- The U.S. Federal Reserve cut interest rates by 25 basis points, signaling a more accommodative monetary stance.
- Bitcoin prices fell about 3% to $111,400 as traders digested the policy move.
- The Fed said it will end quantitative tightening on December 1.
The cryptocurrency market experienced renewed volatility after the U.S. Federal Reserve announced a widely anticipated 25 basis-point rate cut.
Bitcoin (BTC), Ethereum (ETH) and other altcoins reacted with mild declines as traders assessed the central bank’s decision and its implications for the broader economy and digital asset markets.
Fed delivers another rate cut amid economic uncertainty
The Federal Reserve reduced its benchmark federal funds rate by a quarter percentage point, bringing the target range to 3.75%–4.00%.
This marks the second consecutive rate reduction as policymakers seek to support a cooling economy.
The decision, expected by most market participants, came against a backdrop of ongoing concerns about a fragile labor market, a continuing government shutdown and a scarcity of fresh economic data.
At the post-meeting press conference, Fed Chair Jerome Powell noted that while several key federal data releases were delayed by the shutdown, available public and private sector information suggested only modest changes in the outlook for jobs and inflation since the September meeting.
Powell also warned that another rate cut in December is “not a foregone conclusion.”
Although projections released in September pointed to potential reductions in October and December, Powell emphasized that December’s move is data-dependent, underscoring a more conditional approach from the central bank.
The Fed also announced it will end its quantitative tightening program on December 1, marking a gradual shift toward looser policy conditions.
Not all members of the Federal Open Market Committee agreed on the pace of easing. Some, including Stephen Miran, argued for a steeper 50 basis-point reduction to speed growth, while others — such as Cleveland Fed President Beth Hammack and Dallas Fed President Lorie Logan — urged caution.
This internal divide highlights growing uncertainty about how the Fed will navigate the months ahead.

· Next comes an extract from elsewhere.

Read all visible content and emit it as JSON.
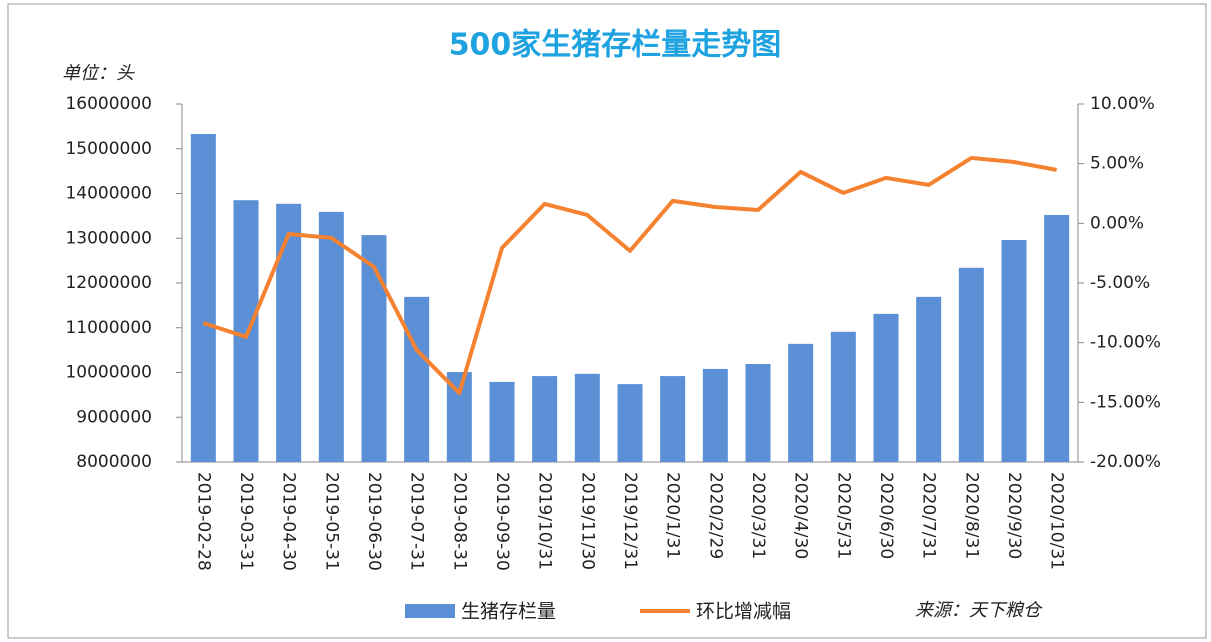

Crypto markets react as Bitcoin retreats
In the hours after the Fed’s announcement, Bitcoin dropped roughly 3% to trade near $111,400, while Ethereum hovered around $4,000, down by a similar margin.

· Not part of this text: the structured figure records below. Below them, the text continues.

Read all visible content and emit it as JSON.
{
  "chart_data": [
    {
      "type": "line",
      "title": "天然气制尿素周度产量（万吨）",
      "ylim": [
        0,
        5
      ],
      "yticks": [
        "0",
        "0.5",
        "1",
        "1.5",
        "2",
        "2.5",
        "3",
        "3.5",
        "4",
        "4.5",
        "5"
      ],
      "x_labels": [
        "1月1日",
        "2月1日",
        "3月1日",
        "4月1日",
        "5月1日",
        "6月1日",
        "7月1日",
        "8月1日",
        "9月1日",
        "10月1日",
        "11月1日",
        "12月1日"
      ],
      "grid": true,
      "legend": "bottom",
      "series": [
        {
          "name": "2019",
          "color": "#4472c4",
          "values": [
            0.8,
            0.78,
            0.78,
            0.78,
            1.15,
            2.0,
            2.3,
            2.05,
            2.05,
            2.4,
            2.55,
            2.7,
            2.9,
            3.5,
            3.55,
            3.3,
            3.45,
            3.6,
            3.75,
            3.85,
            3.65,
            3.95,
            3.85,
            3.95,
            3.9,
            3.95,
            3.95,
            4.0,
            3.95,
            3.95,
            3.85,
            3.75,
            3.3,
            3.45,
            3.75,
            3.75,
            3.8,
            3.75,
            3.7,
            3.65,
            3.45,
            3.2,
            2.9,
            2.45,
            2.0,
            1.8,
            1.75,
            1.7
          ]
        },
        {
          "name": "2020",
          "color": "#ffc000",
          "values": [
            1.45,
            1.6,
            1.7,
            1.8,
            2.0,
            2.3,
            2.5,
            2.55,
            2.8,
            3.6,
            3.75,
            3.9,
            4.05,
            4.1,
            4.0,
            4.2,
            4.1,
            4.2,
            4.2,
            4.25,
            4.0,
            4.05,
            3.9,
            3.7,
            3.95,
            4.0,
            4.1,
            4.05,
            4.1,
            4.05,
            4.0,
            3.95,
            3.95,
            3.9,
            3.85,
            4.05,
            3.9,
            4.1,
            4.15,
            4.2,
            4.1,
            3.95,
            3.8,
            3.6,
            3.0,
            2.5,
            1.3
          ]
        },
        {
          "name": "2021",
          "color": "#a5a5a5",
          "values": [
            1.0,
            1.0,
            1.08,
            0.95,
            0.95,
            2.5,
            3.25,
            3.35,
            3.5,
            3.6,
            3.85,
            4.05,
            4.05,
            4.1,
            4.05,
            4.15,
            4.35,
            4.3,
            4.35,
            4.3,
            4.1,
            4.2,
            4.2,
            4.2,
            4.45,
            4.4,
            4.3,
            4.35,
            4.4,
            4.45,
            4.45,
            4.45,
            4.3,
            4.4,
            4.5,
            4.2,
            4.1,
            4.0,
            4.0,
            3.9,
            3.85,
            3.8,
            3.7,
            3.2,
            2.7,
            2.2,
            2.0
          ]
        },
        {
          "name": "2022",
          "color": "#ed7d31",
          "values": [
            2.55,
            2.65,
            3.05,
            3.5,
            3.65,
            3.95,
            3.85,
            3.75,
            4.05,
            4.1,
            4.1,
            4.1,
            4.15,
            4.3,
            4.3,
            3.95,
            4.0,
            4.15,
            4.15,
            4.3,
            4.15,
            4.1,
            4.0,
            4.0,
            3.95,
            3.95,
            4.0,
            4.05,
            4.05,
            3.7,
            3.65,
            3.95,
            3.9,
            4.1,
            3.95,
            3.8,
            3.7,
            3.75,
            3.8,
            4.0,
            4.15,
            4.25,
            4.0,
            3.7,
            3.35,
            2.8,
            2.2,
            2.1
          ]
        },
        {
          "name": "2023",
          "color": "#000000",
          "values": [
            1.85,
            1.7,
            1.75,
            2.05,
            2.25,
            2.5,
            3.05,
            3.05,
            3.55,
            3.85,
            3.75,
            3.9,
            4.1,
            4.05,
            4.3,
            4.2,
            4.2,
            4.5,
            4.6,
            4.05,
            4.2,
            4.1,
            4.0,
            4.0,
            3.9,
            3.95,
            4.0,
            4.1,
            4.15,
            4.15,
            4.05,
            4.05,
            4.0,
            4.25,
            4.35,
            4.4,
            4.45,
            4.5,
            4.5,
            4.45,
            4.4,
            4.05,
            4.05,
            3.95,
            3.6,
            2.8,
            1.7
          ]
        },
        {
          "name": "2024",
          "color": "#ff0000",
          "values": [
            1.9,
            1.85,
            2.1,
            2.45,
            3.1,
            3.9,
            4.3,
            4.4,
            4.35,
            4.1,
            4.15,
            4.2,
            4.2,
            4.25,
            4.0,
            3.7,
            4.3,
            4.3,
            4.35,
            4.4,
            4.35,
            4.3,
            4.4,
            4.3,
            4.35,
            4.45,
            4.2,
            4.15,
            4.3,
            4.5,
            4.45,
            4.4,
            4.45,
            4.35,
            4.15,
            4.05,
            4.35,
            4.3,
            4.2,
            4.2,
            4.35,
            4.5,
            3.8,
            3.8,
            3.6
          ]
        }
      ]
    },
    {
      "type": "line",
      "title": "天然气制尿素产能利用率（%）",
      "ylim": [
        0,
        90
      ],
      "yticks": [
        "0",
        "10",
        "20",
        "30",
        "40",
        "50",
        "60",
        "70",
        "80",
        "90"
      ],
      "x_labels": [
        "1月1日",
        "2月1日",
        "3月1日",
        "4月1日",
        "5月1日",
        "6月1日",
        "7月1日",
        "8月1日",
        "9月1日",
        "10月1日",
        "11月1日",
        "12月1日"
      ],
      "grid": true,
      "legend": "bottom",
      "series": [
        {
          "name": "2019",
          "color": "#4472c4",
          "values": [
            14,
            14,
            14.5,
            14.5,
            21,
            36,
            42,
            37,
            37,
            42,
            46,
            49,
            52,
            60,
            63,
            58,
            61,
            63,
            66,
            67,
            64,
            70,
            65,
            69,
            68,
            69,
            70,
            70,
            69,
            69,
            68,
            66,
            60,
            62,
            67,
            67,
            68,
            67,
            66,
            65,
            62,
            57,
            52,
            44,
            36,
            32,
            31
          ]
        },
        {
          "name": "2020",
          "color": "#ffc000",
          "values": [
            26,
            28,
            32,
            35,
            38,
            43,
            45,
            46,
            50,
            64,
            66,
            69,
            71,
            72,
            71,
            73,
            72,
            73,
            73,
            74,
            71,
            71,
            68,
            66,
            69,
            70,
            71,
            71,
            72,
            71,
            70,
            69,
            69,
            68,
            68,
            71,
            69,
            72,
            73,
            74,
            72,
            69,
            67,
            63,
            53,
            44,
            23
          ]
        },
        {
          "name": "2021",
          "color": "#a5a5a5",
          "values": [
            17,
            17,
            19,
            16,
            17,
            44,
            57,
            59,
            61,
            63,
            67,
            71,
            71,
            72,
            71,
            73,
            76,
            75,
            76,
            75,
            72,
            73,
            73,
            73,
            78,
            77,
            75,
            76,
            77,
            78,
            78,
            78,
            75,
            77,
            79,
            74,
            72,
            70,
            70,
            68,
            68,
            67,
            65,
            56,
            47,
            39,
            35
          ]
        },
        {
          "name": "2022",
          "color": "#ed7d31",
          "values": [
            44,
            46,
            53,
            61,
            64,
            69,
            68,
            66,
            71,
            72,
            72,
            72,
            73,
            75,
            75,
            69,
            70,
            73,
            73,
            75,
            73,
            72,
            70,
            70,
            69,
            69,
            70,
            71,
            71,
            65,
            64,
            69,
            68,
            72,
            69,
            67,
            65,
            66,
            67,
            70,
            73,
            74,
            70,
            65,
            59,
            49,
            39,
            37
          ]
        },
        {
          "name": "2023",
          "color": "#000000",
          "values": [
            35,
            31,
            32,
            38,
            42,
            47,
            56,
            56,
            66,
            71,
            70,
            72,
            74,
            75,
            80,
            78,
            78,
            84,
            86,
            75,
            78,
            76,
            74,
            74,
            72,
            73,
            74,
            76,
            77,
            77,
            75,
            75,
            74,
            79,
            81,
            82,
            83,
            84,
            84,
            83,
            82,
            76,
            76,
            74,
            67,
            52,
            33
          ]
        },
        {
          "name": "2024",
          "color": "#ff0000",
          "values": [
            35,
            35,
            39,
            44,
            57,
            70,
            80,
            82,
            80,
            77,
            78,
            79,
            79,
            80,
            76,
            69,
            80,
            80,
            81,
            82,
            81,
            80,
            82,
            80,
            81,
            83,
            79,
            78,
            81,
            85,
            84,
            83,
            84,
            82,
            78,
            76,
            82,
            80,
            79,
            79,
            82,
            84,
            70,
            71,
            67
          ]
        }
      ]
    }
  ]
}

The broader crypto market capitalization stood at about $3.86 trillion after a moderate 2.4% decline, with many top assets trading in the red.
Liquidations across derivatives platforms totaled roughly $560 million, reflecting a short-lived wave of volatility.

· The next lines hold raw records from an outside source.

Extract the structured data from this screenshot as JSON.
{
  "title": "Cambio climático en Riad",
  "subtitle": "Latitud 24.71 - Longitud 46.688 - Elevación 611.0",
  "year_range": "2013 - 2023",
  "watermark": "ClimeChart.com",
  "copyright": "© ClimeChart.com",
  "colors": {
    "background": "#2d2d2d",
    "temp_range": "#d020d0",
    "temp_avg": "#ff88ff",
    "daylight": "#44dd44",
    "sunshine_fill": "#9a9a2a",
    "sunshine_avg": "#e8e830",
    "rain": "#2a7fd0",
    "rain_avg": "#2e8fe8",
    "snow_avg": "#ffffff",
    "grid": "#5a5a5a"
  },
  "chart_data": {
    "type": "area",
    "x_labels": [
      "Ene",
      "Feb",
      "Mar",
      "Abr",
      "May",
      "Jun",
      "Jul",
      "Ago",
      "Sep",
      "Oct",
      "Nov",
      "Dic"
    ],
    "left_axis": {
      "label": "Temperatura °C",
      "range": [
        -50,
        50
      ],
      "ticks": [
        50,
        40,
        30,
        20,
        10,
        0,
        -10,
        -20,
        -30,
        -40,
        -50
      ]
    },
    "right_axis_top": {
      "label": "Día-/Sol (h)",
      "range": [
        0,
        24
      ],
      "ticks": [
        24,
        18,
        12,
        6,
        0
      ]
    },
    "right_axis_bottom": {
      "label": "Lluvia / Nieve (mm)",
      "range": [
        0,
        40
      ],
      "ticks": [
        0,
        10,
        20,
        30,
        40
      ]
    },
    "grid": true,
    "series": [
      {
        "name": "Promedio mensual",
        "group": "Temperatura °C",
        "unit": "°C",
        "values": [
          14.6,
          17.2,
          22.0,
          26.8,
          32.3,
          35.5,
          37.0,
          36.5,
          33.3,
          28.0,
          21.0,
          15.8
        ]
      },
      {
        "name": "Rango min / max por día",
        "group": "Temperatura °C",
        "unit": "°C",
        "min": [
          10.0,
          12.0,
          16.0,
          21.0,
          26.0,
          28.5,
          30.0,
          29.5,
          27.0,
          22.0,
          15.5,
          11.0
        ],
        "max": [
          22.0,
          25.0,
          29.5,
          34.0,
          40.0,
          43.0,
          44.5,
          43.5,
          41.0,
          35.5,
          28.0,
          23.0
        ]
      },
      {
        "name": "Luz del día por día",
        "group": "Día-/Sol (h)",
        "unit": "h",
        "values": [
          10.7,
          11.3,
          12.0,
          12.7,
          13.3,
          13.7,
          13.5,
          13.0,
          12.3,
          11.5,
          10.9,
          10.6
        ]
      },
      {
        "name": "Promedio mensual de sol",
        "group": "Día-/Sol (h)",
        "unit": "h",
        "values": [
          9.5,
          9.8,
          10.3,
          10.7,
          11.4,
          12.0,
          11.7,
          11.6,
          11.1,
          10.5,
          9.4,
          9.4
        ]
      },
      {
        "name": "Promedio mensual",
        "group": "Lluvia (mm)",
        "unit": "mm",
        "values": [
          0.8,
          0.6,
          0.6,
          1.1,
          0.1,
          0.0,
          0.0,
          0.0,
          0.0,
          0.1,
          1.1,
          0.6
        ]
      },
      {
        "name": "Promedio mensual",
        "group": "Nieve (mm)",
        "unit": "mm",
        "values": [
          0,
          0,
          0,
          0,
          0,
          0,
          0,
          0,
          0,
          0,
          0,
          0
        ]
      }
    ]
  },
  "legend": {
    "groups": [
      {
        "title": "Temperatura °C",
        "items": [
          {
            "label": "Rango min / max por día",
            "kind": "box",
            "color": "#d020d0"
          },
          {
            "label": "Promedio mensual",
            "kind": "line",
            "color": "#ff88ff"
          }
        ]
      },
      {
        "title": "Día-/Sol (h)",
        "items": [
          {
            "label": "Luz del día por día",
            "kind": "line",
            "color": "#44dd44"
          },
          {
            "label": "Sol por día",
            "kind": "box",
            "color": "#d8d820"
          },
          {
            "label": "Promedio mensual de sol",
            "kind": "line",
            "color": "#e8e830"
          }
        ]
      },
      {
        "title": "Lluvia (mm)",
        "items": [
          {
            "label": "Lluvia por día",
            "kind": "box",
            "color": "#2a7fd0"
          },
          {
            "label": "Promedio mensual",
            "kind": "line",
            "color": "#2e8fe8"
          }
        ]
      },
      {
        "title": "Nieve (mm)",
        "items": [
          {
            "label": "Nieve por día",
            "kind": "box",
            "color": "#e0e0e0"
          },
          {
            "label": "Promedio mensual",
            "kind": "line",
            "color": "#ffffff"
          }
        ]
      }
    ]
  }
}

The muted reaction suggests the rate cut had largely been priced in, as traders had anticipated the move for weeks.
Bitcoin’s weakness followed a broader pullback from all-time highs reached earlier this month.
While lower rates and renewed liquidity are generally viewed as supportive, the market remained cautious.
Ethereum and other major altcoins, including Solana (SOL), XRP and Binance Coin (BNB), also posted small daily losses.
Economic backdrop weighs on investor sentiment
Recent data from the Chicago Fed showed unemployment near 4.3%, the highest level in four years, while inflation remains around 3%, above the Fed’s 2% target.
The Conference Board’s consumer expectations index also remains below levels typically associated with robust confidence, raising concerns about a potential slowdown.
These signals paint a picture of an economy losing momentum.
With inflation still elevated and job growth softening, the Fed faces a delicate balancing act — supporting growth without reigniting price pressures.
Analysts say that if the economy weakens further, additional rate cuts could follow before year-end.
Markets now await Powell’s next move
Traders will watch Powell’s remarks closely for clues on how long the current easing cycle might last.
Many expect the Fed to maintain a cautious tone while emphasizing flexibility given the lack of recent economic data due to the government shutdown.
Crypto analysts believe continued moves toward lower rates and the end of quantitative tightening could support digital assets over the medium term.
Easier financial conditions typically encourage risk-taking, and historically Bitcoin and other cryptocurrencies have benefited from increased liquidity.
That said, short-term volatility remains likely.
Bitcoin’s price remains sensitive to macroeconomic shifts, and with uncertainty around both monetary policy and the global economic outlook, traders may see further moves before the market finds a clear direction.
In the near term, crypto investors are braced for Powell’s statements and any signals of further easing.
Although lower interest rates could relieve pressure on risk assets, the path forward remains uncertain — for now, Bitcoin and altcoins appear content to wait for clearer signs from the Fed’s next steps.